Why it doesn't matter - Tavi's lack of interesting qualities are offset by the times that he learns about other things in the world from the perspective of an outsider. When he's learning the ways of the Marat people, a people his own culture has been at war at for centuries, it opens up relations for them later on and even changes the course of events in the first book. As an outsider to both his culture and others, he makes a rather nifty ambassador and creates a lot of melding between their worlds. The addition to this is that there are three other characters in the book that are more action oriented who already know the rules of the world that can spend more time doing things other than exposition. Amara, for one, spends very little time talking about how politics work, she just does things. Isana has her own problems to deal with in the book and Fidelias is a main source of aggravation. The point is that the story changes perspectives so often, that if you like one character over the other, as you will, you are only human after all, the ones you don't like won't stay in the limelight for long.

1 - Deus ex Machina. Was it god or was it the writer that got the character out of danger at the last second? Was it devine intervention? Was it smoothly written and made sense within the context? Or was it the writer who just didn't want the character to die and made it rather choppy in the go of it? These things become easier to pick up on the closer you pay attention, and more frequently seen when you see too many. The one in Furies of Calderon is harder to pick up on, but once you see it, it can't be unseen and is more of the choppy writing parts than the smooth intervention of a loving god. Fade.


Why it's a problem - Fade is a simpleton slave owned by Tavi's uncle. He has a cowards brand on his face and greasy long hair. Rather than speaking a lot, he hoots when excited and moans when upset. His speech, especially in the audiobook, makes him sound mentally deficient. But despite this, he knows an old Legion trick for drinking water before bed to wake up early and warns Bernard about it, finds Bernard in a Fury storm, saves Isana from crafting herself to death saving Bernard. He tricks Tavi into taking him with him, gives him a bag full of items that helps him survive his Marat trial, and in the end reveals himself to be a warrior of some renown, besting one of the greatest swordsmen in the realm to boot. All of this might seem okay when taken into context that he is the secret protector of Tavi, but Isana, who is well aware of his secret, dreads the fact that Tavi only has Fade with him. In fact, if he is his protector, it's ridiculous how many times Tavi's life is put into danger while Fade is there pretending to be an idiot.
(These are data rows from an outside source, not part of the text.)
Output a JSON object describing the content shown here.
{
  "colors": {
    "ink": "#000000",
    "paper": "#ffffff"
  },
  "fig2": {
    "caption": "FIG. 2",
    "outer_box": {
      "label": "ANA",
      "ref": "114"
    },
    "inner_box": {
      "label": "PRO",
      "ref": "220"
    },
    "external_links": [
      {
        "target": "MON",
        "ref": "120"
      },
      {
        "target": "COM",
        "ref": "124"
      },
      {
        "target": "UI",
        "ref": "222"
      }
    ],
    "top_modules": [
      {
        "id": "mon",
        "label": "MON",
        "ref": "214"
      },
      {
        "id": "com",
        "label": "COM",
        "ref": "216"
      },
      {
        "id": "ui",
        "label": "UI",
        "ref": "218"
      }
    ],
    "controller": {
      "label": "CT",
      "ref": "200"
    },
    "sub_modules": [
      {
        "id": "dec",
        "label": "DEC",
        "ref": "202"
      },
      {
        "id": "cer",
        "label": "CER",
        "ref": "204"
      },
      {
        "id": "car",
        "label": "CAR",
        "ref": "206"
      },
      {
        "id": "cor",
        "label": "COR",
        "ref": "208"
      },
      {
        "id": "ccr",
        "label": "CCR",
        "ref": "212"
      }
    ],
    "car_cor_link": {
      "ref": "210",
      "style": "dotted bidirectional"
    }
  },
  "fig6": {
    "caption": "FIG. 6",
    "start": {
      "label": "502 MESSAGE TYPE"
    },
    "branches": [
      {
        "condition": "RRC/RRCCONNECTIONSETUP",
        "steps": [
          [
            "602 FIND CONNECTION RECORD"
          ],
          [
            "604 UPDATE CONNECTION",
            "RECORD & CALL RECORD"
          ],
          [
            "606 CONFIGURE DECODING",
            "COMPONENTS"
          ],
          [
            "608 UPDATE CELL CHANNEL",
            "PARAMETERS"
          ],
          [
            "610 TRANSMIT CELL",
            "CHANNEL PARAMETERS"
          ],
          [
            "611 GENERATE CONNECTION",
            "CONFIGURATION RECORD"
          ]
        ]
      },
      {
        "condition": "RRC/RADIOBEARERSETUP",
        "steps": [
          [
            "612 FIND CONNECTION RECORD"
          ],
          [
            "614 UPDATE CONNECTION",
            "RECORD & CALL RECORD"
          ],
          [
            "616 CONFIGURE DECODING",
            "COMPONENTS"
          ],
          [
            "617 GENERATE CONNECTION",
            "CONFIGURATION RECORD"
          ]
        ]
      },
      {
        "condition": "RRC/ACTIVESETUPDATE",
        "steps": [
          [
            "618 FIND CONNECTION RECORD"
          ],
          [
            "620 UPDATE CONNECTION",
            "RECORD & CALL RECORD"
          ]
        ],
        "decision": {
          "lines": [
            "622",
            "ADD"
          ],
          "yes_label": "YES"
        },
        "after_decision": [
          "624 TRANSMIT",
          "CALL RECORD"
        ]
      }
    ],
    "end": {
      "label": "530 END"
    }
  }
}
Rather than being the outward symbol of a protector, Butcher put his greatest warrior in the form of an idiot and then refuses to utilize him. Now it could be said that Fade was pretending so that his cover wouldn't be revealed or that he was so deep in cover it took a while to get out, but the simple fact is that as a protector, Fade is awful, but as a Machina, he is forced to pull double-time to keep up.


Why it doesn't matter - By the end of the second book, Fade's secret is revealed to the readers and by the end of the third book his backstory is completely revealed. First books are always rough and you sometimes need that secret character running around in the background because you can't have a 15 year old boy besting everyone on nerve alone. Tavi doesn't have the skills to live out in the world of Alera on his own without furies, and as a shepherds apprentice, he doesn't have the wherewithal to fight enemies on his own. In a sense, and only slightly, Fade was preparing Tavi to utilize his brain so that he wouldn't need him. But, the truth behind it is even more likely, Butcher wanted a big reveal for Araris Valerian after all of the hinting given from the Aldric fight scenes, and who can fault someone on wanting a big reveal, no matter how little their actions in the book make sense.